The Mayor of Linz, Franz Dobusch, announced yesterday that the town will return the painting titled, Portrait of a Woman (Ria Munk) made by
Gustav Klimt to the descendants of a Jewish family who were robbed of it by the Nazis.
An independent expert has confirmed the painting was seized from Mrs Munk by the Nazis after she was deported to a concentration camp where she died in 1941.
Family lawyer Alfred Noll applied in 2007 for the return of the painting, which made its way into Linz's collection from an art dealer after the Second World War.
Gustav Klimt (July 14, 1862 – February 6, 1918) was an Austrian Symbolist painter and one of the most prominent members of the Vienna Art Nouveau (Vienna Secession) movement. His major works include paintings, murals, sketches, and other art objects, many of which are on display in the Vienna Secession gallery. Klimt's primary subject was the female body, and his works are marked by a frank eroticism--nowhere is this more apparent than in his numerous drawings in pencil.

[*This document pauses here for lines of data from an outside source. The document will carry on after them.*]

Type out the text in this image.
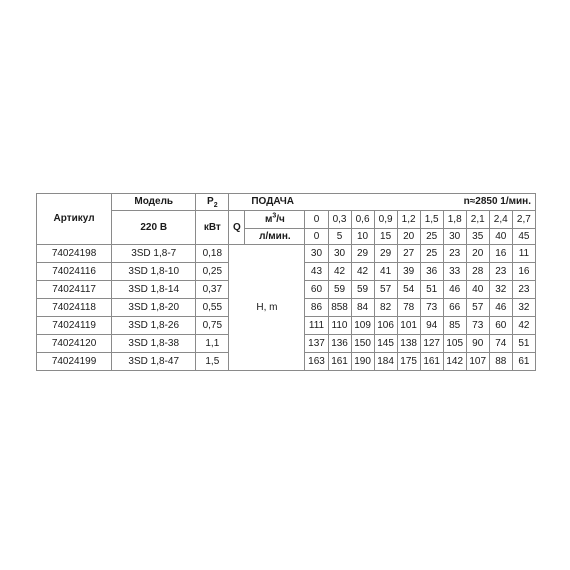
Артикул	Модель	$P_2$		ПОДАЧА		n≈2850 1/мин.								
	220 В	кВт	Q	$м^3/ч$	0	0,3	0,6	0,9	1,2	1,5	1,8	2,1	2,4	2,7
				л/мин.	0	5	10	15	20	25	30	35	40	45
74024198	3SD 1,8-7	0,18	H, m		30	30	29	29	27	25	23	20	16	11
74024116	3SD 1,8-10	0,25			43	42	42	41	39	36	33	28	23	16
74024117	3SD 1,8-14	0,37			60	59	59	57	54	51	46	40	32	23
74024118	3SD 1,8-20	0,55			86	858	84	82	78	73	66	57	46	32
74024119	3SD 1,8-26	0,75			111	110	109	106	101	94	85	73	60	42
74024120	3SD 1,8-38	1,1			137	136	150	145	138	127	105	90	74	51
74024199	3SD 1,8-47	1,5			163	161	190	184	175	161	142	107	88	61
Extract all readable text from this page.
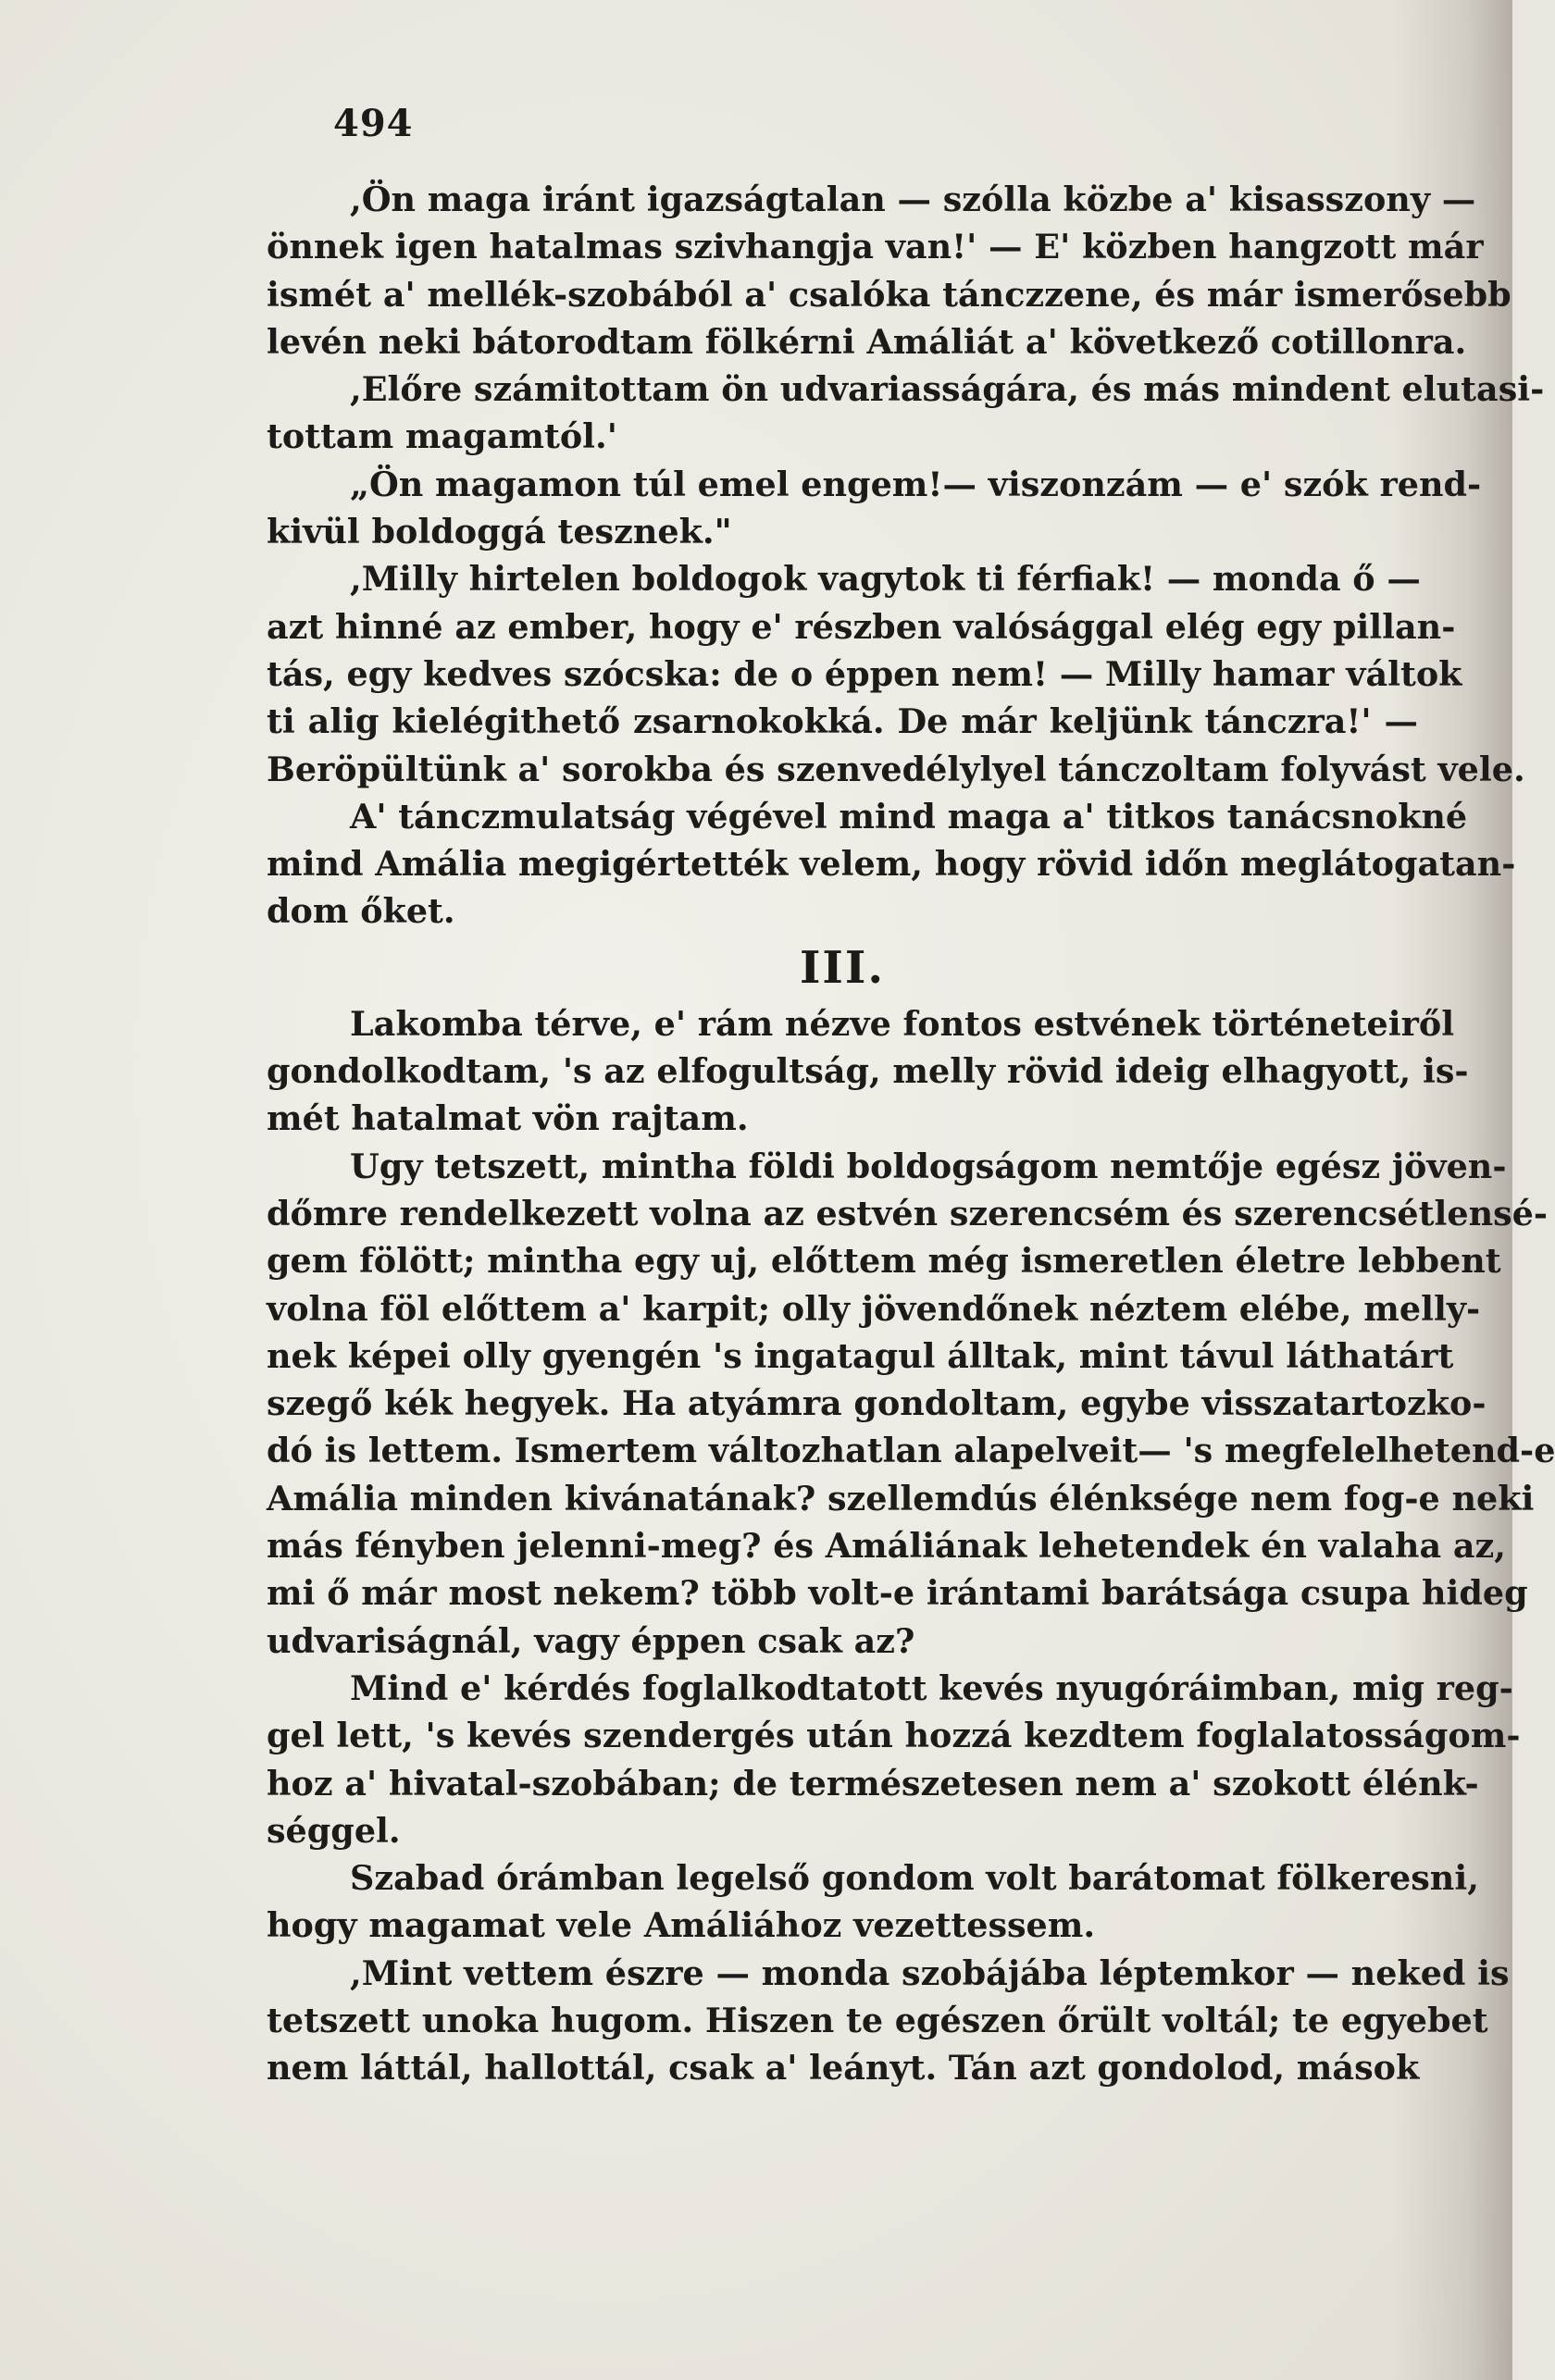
494
,Ön maga iránt igazságtalan — szólla közbe a' kisasszony —
önnek igen hatalmas szivhangja van!' — E' közben hangzott már
ismét a' mellék-szobából a' csalóka tánczzene, és már ismerősebb
levén neki bátorodtam fölkérni Amáliát a' következő cotillonra.
,Előre számitottam ön udvariasságára, és más mindent elutasi-
tottam magamtól.'
„Ön magamon túl emel engem!— viszonzám — e' szók rend-
kivül boldoggá tesznek."
,Milly hirtelen boldogok vagytok ti férfiak! — monda ő —
azt hinné az ember, hogy e' részben valósággal elég egy pillan-
tás, egy kedves szócska: de o éppen nem! — Milly hamar váltok
ti alig kielégithető zsarnokokká. De már keljünk tánczra!' —
Beröpültünk a' sorokba és szenvedélylyel tánczoltam folyvást vele.
A' tánczmulatság végével mind maga a' titkos tanácsnokné
mind Amália megigértették velem, hogy rövid időn meglátogatan-
dom őket.
III.
Lakomba térve, e' rám nézve fontos estvének történeteiről
gondolkodtam, 's az elfogultság, melly rövid ideig elhagyott, is-
mét hatalmat vön rajtam.
Ugy tetszett, mintha földi boldogságom nemtője egész jöven-
dőmre rendelkezett volna az estvén szerencsém és szerencsétlensé-
gem fölött; mintha egy uj, előttem még ismeretlen életre lebbent
volna föl előttem a' karpit; olly jövendőnek néztem elébe, melly-
nek képei olly gyengén 's ingatagul álltak, mint távul láthatárt
szegő kék hegyek. Ha atyámra gondoltam, egybe visszatartozko-
dó is lettem. Ismertem változhatlan alapelveit— 's megfelelhetend-e
Amália minden kivánatának? szellemdús élénksége nem fog-e neki
más fényben jelenni-meg? és Amáliának lehetendek én valaha az,
mi ő már most nekem? több volt-e irántami barátsága csupa hideg
udvariságnál, vagy éppen csak az?
Mind e' kérdés foglalkodtatott kevés nyugóráimban, mig reg-
gel lett, 's kevés szendergés után hozzá kezdtem foglalatosságom-
hoz a' hivatal-szobában; de természetesen nem a' szokott élénk-
séggel.
Szabad órámban legelső gondom volt barátomat fölkeresni,
hogy magamat vele Amáliához vezettessem.
,Mint vettem észre — monda szobájába léptemkor — neked is
tetszett unoka hugom. Hiszen te egészen őrült voltál; te egyebet
nem láttál, hallottál, csak a' leányt. Tán azt gondolod, mások
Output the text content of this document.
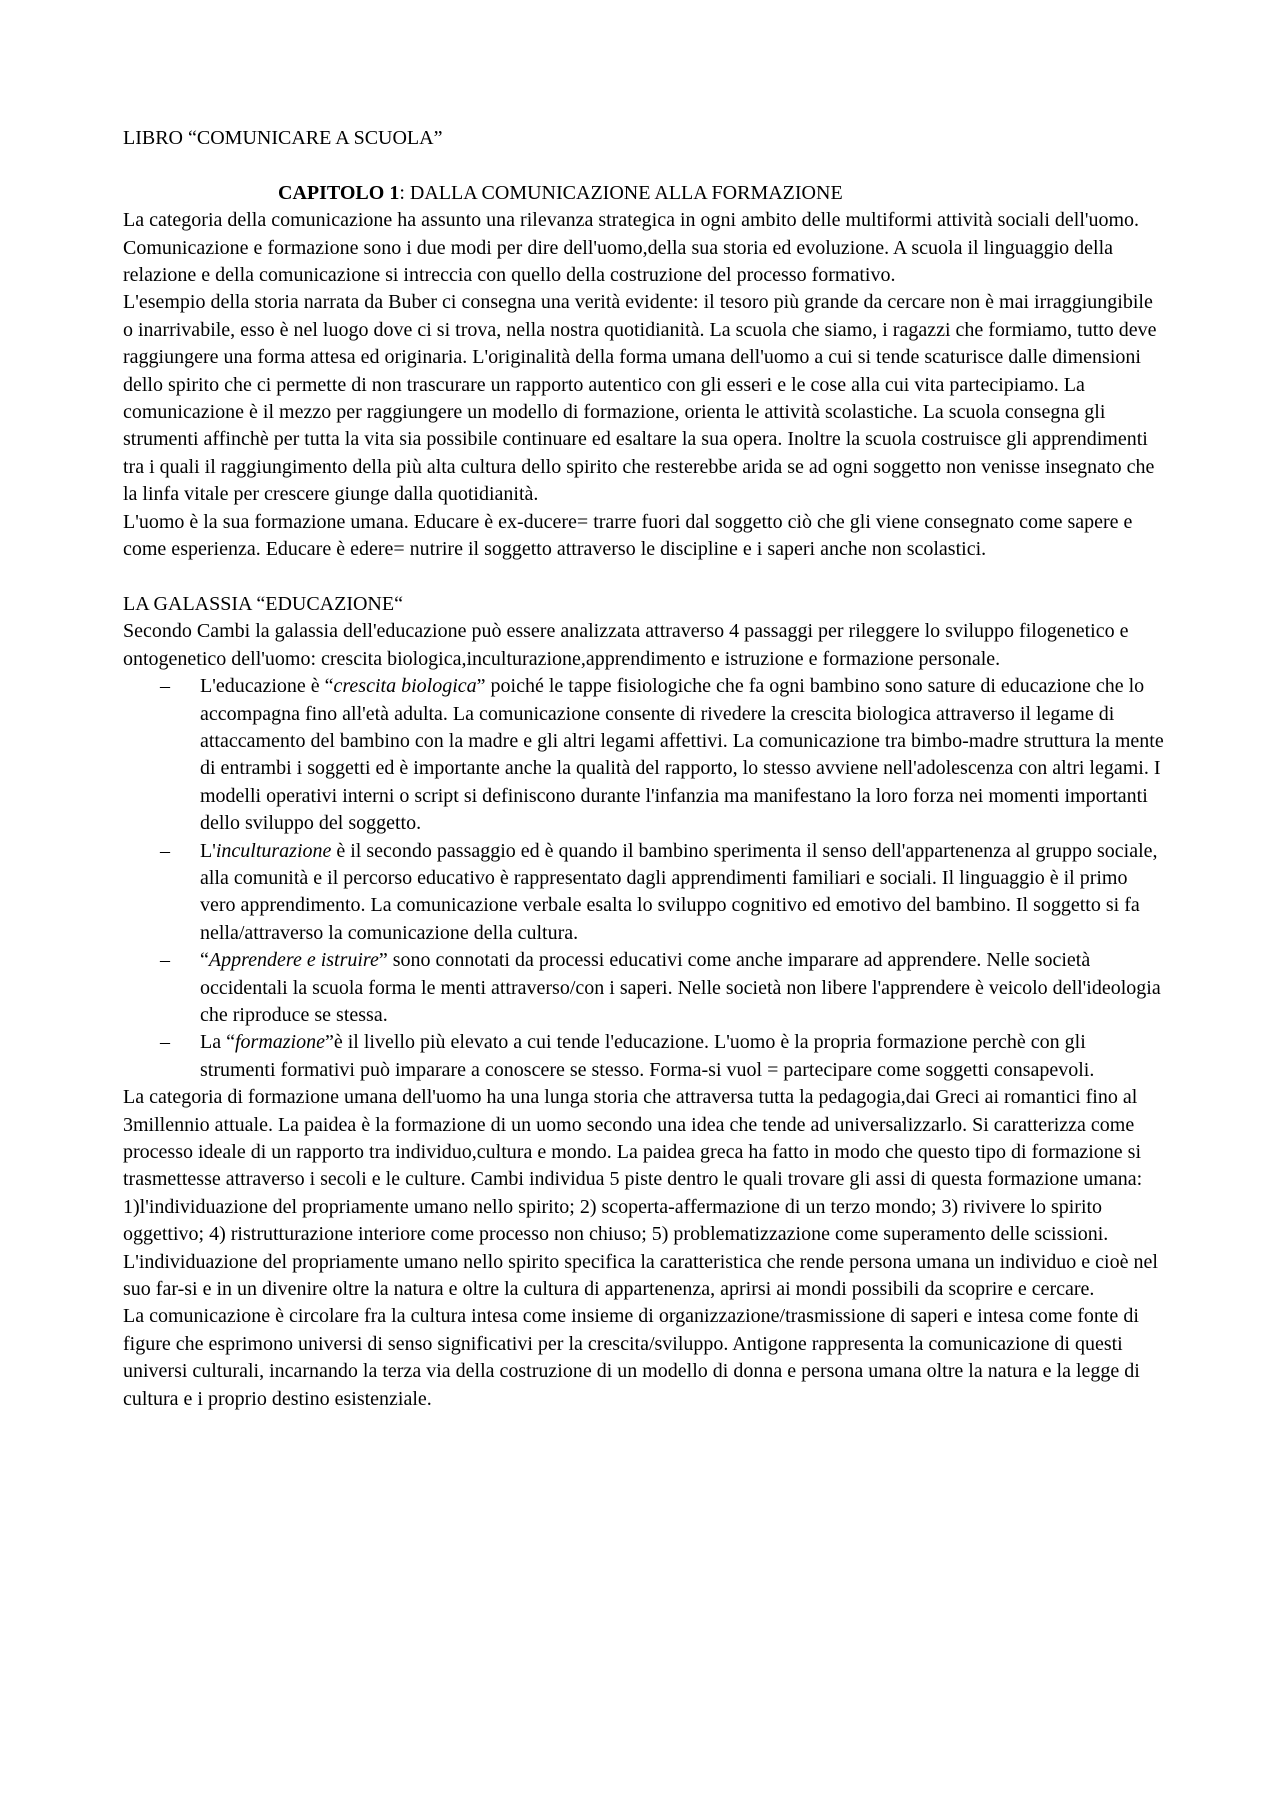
LIBRO “COMUNICARE A SCUOLA”

CAPITOLO 1: DALLA COMUNICAZIONE ALLA FORMAZIONE

La categoria della comunicazione ha assunto una rilevanza strategica in ogni ambito delle multiformi attività sociali dell'uomo. Comunicazione e formazione sono i due modi per dire dell'uomo,della sua storia ed evoluzione. A scuola il linguaggio della relazione e della comunicazione si intreccia con quello della costruzione del processo formativo.

L'esempio della storia narrata da Buber ci consegna una verità evidente: il tesoro più grande da cercare non è mai irraggiungibile o inarrivabile, esso è nel luogo dove ci si trova, nella nostra quotidianità. La scuola che siamo, i ragazzi che formiamo, tutto deve raggiungere una forma attesa ed originaria. L'originalità della forma umana dell'uomo a cui si tende scaturisce dalle dimensioni dello spirito che ci permette di non trascurare un rapporto autentico con gli esseri e le cose alla cui vita partecipiamo. La comunicazione è il mezzo per raggiungere un modello di formazione, orienta le attività scolastiche. La scuola consegna gli strumenti affinchè per tutta la vita sia possibile continuare ed esaltare la sua opera. Inoltre la scuola costruisce gli apprendimenti tra i quali il raggiungimento della più alta cultura dello spirito che resterebbe arida se ad ogni soggetto non venisse insegnato che la linfa vitale per crescere giunge dalla quotidianità.

L'uomo è la sua formazione umana. Educare è ex-ducere= trarre fuori dal soggetto ciò che gli viene consegnato come sapere e come esperienza. Educare è edere= nutrire il soggetto attraverso le discipline e i saperi anche non scolastici.

LA GALASSIA “EDUCAZIONE“

Secondo Cambi la galassia dell'educazione può essere analizzata attraverso 4 passaggi per rileggere lo sviluppo filogenetico e ontogenetico dell'uomo: crescita biologica,inculturazione,apprendimento e istruzione e formazione personale.

– L'educazione è “crescita biologica” poiché le tappe fisiologiche che fa ogni bambino sono sature di educazione che lo accompagna fino all'età adulta. La comunicazione consente di rivedere la crescita biologica attraverso il legame di attaccamento del bambino con la madre e gli altri legami affettivi. La comunicazione tra bimbo-madre struttura la mente di entrambi i soggetti ed è importante anche la qualità del rapporto, lo stesso avviene nell'adolescenza con altri legami. I modelli operativi interni o script si definiscono durante l'infanzia ma manifestano la loro forza nei momenti importanti dello sviluppo del soggetto.
– L'inculturazione è il secondo passaggio ed è quando il bambino sperimenta il senso dell'appartenenza al gruppo sociale, alla comunità e il percorso educativo è rappresentato dagli apprendimenti familiari e sociali. Il linguaggio è il primo vero apprendimento. La comunicazione verbale esalta lo sviluppo cognitivo ed emotivo del bambino. Il soggetto si fa nella/attraverso la comunicazione della cultura.
– “Apprendere e istruire” sono connotati da processi educativi come anche imparare ad apprendere. Nelle società occidentali la scuola forma le menti attraverso/con i saperi. Nelle società non libere l'apprendere è veicolo dell'ideologia che riproduce se stessa.
– La “formazione”è il livello più elevato a cui tende l'educazione. L'uomo è la propria formazione perchè con gli strumenti formativi può imparare a conoscere se stesso. Forma-si vuol = partecipare come soggetti consapevoli.

La categoria di formazione umana dell'uomo ha una lunga storia che attraversa tutta la pedagogia,dai Greci ai romantici fino al 3millennio attuale. La paidea è la formazione di un uomo secondo una idea che tende ad universalizzarlo. Si caratterizza come processo ideale di un rapporto tra individuo,cultura e mondo. La paidea greca ha fatto in modo che questo tipo di formazione si trasmettesse attraverso i secoli e le culture. Cambi individua 5 piste dentro le quali trovare gli assi di questa formazione umana: 1)l'individuazione del propriamente umano nello spirito; 2) scoperta-affermazione di un terzo mondo; 3) rivivere lo spirito oggettivo; 4) ristrutturazione interiore come processo non chiuso; 5) problematizzazione come superamento delle scissioni.

L'individuazione del propriamente umano nello spirito specifica la caratteristica che rende persona umana un individuo e cioè nel suo far-si e in un divenire oltre la natura e oltre la cultura di appartenenza, aprirsi ai mondi possibili da scoprire e cercare.

La comunicazione è circolare fra la cultura intesa come insieme di organizzazione/trasmissione di saperi e intesa come fonte di figure che esprimono universi di senso significativi per la crescita/sviluppo. Antigone rappresenta la comunicazione di questi universi culturali, incarnando la terza via della costruzione di un modello di donna e persona umana oltre la natura e la legge di cultura e i proprio destino esistenziale.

Klimt became one of the founding members and president of the Wiener Sezession (Vienna Secession) in 1897 and of the group's periodical Ver Sacrum (Sacred Spring). He remained with the Secession until 1908. The group's goals were to provide exhibitions for unconventional young artists, to bring the best foreign artists' works to Vienna, and to publish its own magazine to showcase members' work. The group declared no manifesto and did not set out to encourage any particular style -- Naturalists, Realists, and Symbolists all coexisted. The government supported their efforts and gave them a lease on public land to erect an exhibition hall. The group's symbol was Pallas Athena, the Greek goddess of just causes, wisdom, and the arts -- and Klimt painted his radical version in 1898.